How to define urban areas
There is no universal definition for urban areas. The ones that exist rely on a distance threshold. For instance the INSEE (French equivalent of the Census Bureau) defines as urban areas as areas where buildings are distant from no less than 200m and that contain at least 2000 inhabitants.
However thresholds are arbitrary as such they have two disadvantage:
- We probably cannot compare urban areas from two different countries since the threshold is not chosen in a way that ensures that the defined cities are the same object;
- Even within a country like France urban areas may designate different objects as the threshold is not adapted to local specificities.
We need to find a method that does rely on a threshold but rather lets the definition emerge from the data itself.
Street segments
We can use intersections as a proxy for population density, and try to infer the urban areas from maps. This has the extra advantage of being able to define cities in areas where census data is non existent or unreliable.

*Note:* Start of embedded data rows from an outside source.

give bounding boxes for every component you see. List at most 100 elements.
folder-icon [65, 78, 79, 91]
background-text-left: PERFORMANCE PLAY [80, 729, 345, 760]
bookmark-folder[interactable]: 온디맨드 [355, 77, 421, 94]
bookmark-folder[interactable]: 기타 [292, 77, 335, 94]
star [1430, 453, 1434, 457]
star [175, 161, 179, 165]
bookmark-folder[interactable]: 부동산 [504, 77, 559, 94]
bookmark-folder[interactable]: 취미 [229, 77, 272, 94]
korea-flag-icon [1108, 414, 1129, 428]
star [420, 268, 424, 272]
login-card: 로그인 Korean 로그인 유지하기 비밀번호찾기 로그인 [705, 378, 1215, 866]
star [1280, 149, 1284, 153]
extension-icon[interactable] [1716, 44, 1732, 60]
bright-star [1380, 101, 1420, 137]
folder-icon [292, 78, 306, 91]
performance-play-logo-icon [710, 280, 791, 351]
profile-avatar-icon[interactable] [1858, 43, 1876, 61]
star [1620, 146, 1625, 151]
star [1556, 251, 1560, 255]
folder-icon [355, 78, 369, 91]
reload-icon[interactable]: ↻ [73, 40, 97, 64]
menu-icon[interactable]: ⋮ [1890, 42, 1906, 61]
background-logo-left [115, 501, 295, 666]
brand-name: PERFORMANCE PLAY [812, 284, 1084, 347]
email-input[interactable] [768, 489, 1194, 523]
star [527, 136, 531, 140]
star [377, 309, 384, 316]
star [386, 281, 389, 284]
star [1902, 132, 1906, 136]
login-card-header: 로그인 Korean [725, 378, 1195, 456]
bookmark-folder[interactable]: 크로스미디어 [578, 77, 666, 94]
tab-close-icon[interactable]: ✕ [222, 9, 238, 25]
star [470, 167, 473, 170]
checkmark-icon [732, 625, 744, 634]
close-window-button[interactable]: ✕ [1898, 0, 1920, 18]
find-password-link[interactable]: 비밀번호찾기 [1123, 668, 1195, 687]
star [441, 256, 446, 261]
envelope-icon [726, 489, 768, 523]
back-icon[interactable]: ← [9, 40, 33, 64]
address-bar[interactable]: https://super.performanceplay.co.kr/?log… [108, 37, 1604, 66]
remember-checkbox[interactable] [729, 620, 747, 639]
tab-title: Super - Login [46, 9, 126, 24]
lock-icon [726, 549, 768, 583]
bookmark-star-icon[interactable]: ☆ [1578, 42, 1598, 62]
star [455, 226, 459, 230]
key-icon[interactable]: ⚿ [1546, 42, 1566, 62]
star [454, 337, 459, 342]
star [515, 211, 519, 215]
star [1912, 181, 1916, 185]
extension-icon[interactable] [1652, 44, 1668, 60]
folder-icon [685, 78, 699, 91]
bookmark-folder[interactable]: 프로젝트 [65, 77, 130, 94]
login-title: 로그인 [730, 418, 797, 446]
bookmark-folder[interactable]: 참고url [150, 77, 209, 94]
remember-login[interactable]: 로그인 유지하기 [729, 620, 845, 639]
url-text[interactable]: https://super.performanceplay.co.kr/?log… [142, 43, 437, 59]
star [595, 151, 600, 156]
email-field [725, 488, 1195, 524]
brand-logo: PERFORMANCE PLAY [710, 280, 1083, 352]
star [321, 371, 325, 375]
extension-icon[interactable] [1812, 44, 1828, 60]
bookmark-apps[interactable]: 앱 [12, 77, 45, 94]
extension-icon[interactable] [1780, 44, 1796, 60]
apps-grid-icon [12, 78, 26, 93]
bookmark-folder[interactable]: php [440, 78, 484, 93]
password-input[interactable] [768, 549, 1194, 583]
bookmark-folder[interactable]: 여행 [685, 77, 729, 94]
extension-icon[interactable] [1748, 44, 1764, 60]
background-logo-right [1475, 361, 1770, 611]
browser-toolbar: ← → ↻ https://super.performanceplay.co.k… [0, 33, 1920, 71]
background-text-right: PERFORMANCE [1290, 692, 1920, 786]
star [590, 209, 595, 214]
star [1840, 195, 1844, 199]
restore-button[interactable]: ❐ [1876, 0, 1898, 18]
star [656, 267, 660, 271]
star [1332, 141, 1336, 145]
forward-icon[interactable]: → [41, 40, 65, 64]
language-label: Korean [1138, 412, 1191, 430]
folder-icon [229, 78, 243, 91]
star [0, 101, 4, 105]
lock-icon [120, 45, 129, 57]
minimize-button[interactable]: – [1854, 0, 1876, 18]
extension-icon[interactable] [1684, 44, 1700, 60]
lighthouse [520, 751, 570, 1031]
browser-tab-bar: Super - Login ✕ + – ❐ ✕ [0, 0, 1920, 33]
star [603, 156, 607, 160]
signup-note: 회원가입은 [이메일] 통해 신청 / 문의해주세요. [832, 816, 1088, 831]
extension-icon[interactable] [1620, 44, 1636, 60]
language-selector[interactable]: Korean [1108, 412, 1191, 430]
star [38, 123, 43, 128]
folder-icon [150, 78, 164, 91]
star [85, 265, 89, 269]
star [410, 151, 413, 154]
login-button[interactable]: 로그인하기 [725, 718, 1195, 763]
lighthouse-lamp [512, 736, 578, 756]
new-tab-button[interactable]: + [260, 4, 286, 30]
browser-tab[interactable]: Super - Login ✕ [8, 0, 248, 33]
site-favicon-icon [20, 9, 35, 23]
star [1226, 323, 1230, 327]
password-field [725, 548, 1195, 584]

What makes me confident that we can delineate cities using the road network is that its construction essentially depends on two different processes. The roads between cities follow a logic of exploration, while the roads within a city follow a logic of the fragmentation of space.
As a result we can hope for the distribution of the street segments's length to be different:
Figure 1 in in this article shows the distribution of the road length at the scale of the African continent and although a log-log plot we can imagine that the distribution is a mixture of several distribution. This reminds of what I did to Define sessions in a mobile application.